What should elderly patients with gallbladder cancer undergo for examination? The following is a brief description:
1. Liver function tests
Serum bilirubin levels increase, early on mainly direct bilirubin, and in the late stage, indirect bilirubin also increases. Serum transaminases increase (mainly ALT), which is not proportional to jaundice. When jaundice is obvious, ALT only slightly increases, and alkaline phosphatase (ALP), lactate dehydrogenase (LDH), gamma-glutamyl transferase (GGT), and 5'-nucleotidase (5'-NT) are significantly elevated.
2. Tumor markers
The levels of carcinoembryonic antigen (CEA) in serum or bile, and CA19-9 and CA50 in serum can be elevated in gallbladder cancer, which also helps in diagnosis.
3. Detection of oncogenes and oncogene products
4. Apoptosis
The rate of apoptosis in gallbladder cancer reaches 40%, and the rate of apoptosis in poorly differentiated gallbladder cancer is higher than that in well-differentiated gallbladder cancer, indicating that apoptosis plays an important role in the onset of gallbladder cancer and can be used as a prognostic indicator for gallbladder cancer.
5. B-ultrasound
6. CT
The diagnostic rate for gallbladder cancer is 65% to 90%, which can be localized and quantified, showing irregular nodular thickening or uniform thickening of the gallbladder wall; soft tissue mass shadow inside the cystic cavity; single or multiple small nodular changes inside the cavity; often accompanied by gallstones or calcification of the gallbladder wall. According to the above manifestations, CT divides gallbladder cancer into three types: thickened gallbladder wall type (also known as inflammatory type, accounting for 25%), mass type (accounting for 50%), and nodular type (accounting for 25%). All of these types can appear with bile duct obstruction and liver metastasis.
7. MRI
The diagnostic rate is similar to that of ultrasound and CT. MRI of gallbladder cancer often uses spin echo, and gallbladder cancer is divided into mass type and infiltrative type.
8. Retrograde Cholangiopancreatography (ERCP) and Percutaneous Transhepatic Cholangiography (PTC)
The diagnostic rate for gallbladder cancer is about 50% to 70%, which can show gallbladder bile duct lesions, gallbladder filling defects or non-imaging, or displacement or stenosis of the hilum or common bile duct.
9. Laparoscopy or Ultrasound Laparoscopy (IVS)
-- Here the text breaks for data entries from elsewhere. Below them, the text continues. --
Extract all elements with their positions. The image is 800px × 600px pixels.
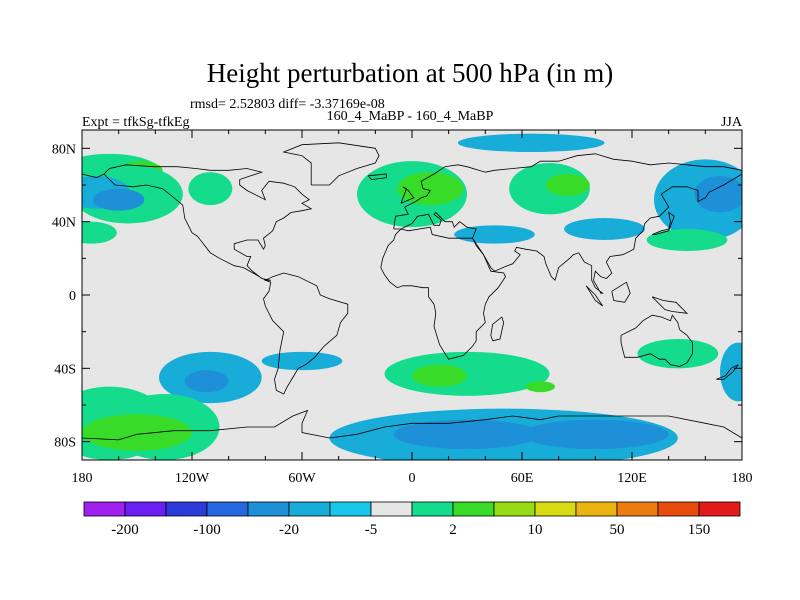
contour-region	[82, 221, 117, 244]
coastline	[282, 142, 380, 186]
colorbar-label: -200	[111, 522, 139, 538]
y-tick-label: 40N	[52, 216, 76, 231]
coastline	[652, 211, 675, 235]
colorbar-label: 10	[528, 522, 543, 538]
colorbar-swatch	[616, 501, 659, 517]
coastline	[400, 186, 415, 204]
x-tick-label: 60W	[288, 471, 316, 486]
coastline	[82, 409, 742, 441]
contour-region	[564, 218, 645, 240]
colorbar-swatch	[534, 501, 577, 517]
stats-text: rmsd= 2.52803 diff= -3.37169e-08	[190, 97, 385, 112]
coastline	[651, 296, 689, 314]
colorbar-swatch	[206, 501, 249, 517]
coastline	[380, 226, 506, 360]
colorbar-label: 2	[449, 522, 457, 538]
contour-region	[393, 419, 541, 450]
colorbar-label: -100	[193, 522, 221, 538]
colorbar-swatch	[698, 501, 741, 517]
x-tick-label: 180	[72, 471, 93, 486]
colorbar-swatch	[493, 501, 536, 517]
colorbar: -200 -100 -20 -5 2 10 50 150	[83, 501, 741, 538]
colorbar-swatch	[329, 501, 372, 517]
contour-region	[525, 381, 555, 393]
contour-region	[522, 419, 669, 450]
y-axis: 80N 40N 0 40S 80S	[52, 142, 742, 451]
contour-region	[82, 414, 192, 451]
contour-region	[637, 339, 719, 369]
colorbar-label: 50	[610, 522, 625, 538]
colorbar-label: -5	[365, 522, 378, 538]
coastline	[585, 285, 604, 307]
coastline	[620, 314, 693, 367]
coastline	[716, 364, 739, 380]
coastline	[103, 164, 313, 281]
coastlines	[82, 142, 742, 441]
colorbar-swatch	[411, 501, 454, 517]
colorbar-swatch	[452, 501, 495, 517]
case-label: 160_4_MaBP - 160_4_MaBP	[327, 109, 494, 124]
x-tick-label: 0	[409, 471, 416, 486]
contour-region	[184, 370, 229, 393]
colorbar-swatch	[288, 501, 331, 517]
colorbar-swatch	[575, 501, 618, 517]
colorbar-swatch	[124, 501, 167, 517]
colorbar-swatch	[165, 501, 208, 517]
y-tick-label: 40S	[54, 362, 76, 377]
experiment-label: Expt = tfkSg-tfkEg	[82, 115, 189, 130]
coastline	[82, 173, 105, 179]
contour-region	[412, 364, 467, 387]
colorbar-swatch	[657, 501, 700, 517]
chart-title: Height perturbation at 500 hPa (in m)	[207, 58, 613, 88]
contour-region	[646, 229, 728, 251]
contour-region	[93, 188, 145, 211]
contour-field	[82, 133, 742, 460]
x-tick-label: 60E	[511, 471, 534, 486]
colorbar-label: 150	[688, 522, 711, 538]
contour-region	[397, 172, 464, 206]
coastline	[393, 153, 742, 230]
contour-region	[261, 351, 343, 371]
x-tick-label: 120E	[617, 471, 647, 486]
x-axis: 180 120W 60W 0 60E 120E 180	[72, 130, 753, 486]
colorbar-swatch	[247, 501, 290, 517]
contour-region	[545, 174, 590, 196]
contour-region	[457, 133, 605, 152]
coastline	[393, 173, 742, 294]
coastline	[490, 316, 505, 342]
y-tick-label: 80N	[52, 142, 76, 157]
contour-region	[720, 342, 742, 402]
coastline	[611, 281, 631, 303]
x-tick-label: 120W	[175, 471, 210, 486]
contour-region	[188, 172, 233, 206]
y-tick-label: 0	[69, 289, 76, 304]
coastline	[263, 272, 349, 395]
colorbar-swatch	[370, 501, 413, 517]
y-tick-label: 80S	[54, 436, 76, 451]
x-tick-label: 180	[732, 471, 753, 486]
season-label: JJA	[721, 115, 743, 130]
contour-region	[384, 351, 550, 396]
colorbar-label: -20	[279, 522, 299, 538]
contour-region	[454, 225, 535, 244]
contour-region	[694, 175, 742, 213]
colorbar-swatch	[83, 501, 126, 517]
coastline	[367, 173, 387, 180]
Under laparoscopy, gallbladder enlargement and deformation, thick and turbid gallbladder wall or a grayish white mass, or nodular and uneven gallbladder surface, with abnormal blood vessels can be observed. If gallbladder contrast, biopsy, or bile cytology examination can be performed directly under laparoscopic vision, it can be diagnosed.
Laparoscopic ultrasound (IUS) has high resolution and can also check in all directions of the gallbladder, observe the layers of the gallbladder more clearly, and can also make a diagnosis of small elevated lesions that cannot be detected by surface ultrasound.
10. Abdominal Artery Angiography
The diagnostic rate is 70% to 80%, and it can be seen that the gallbladder artery is widened, uneven in thickness, interrupted, twisted, or with new tumor vessels.
11. X-ray Examination
Oral cholecystography and intravenous cholangiography can show the shape and size of the gallbladder and bile ducts, to infer whether there is obstructive gallbladder or bile duct dilation, and at the same time understand whether there are defects in the filling of the gallbladder and bile ducts and compression, but more than 85% are not visible, and the diagnostic value is small.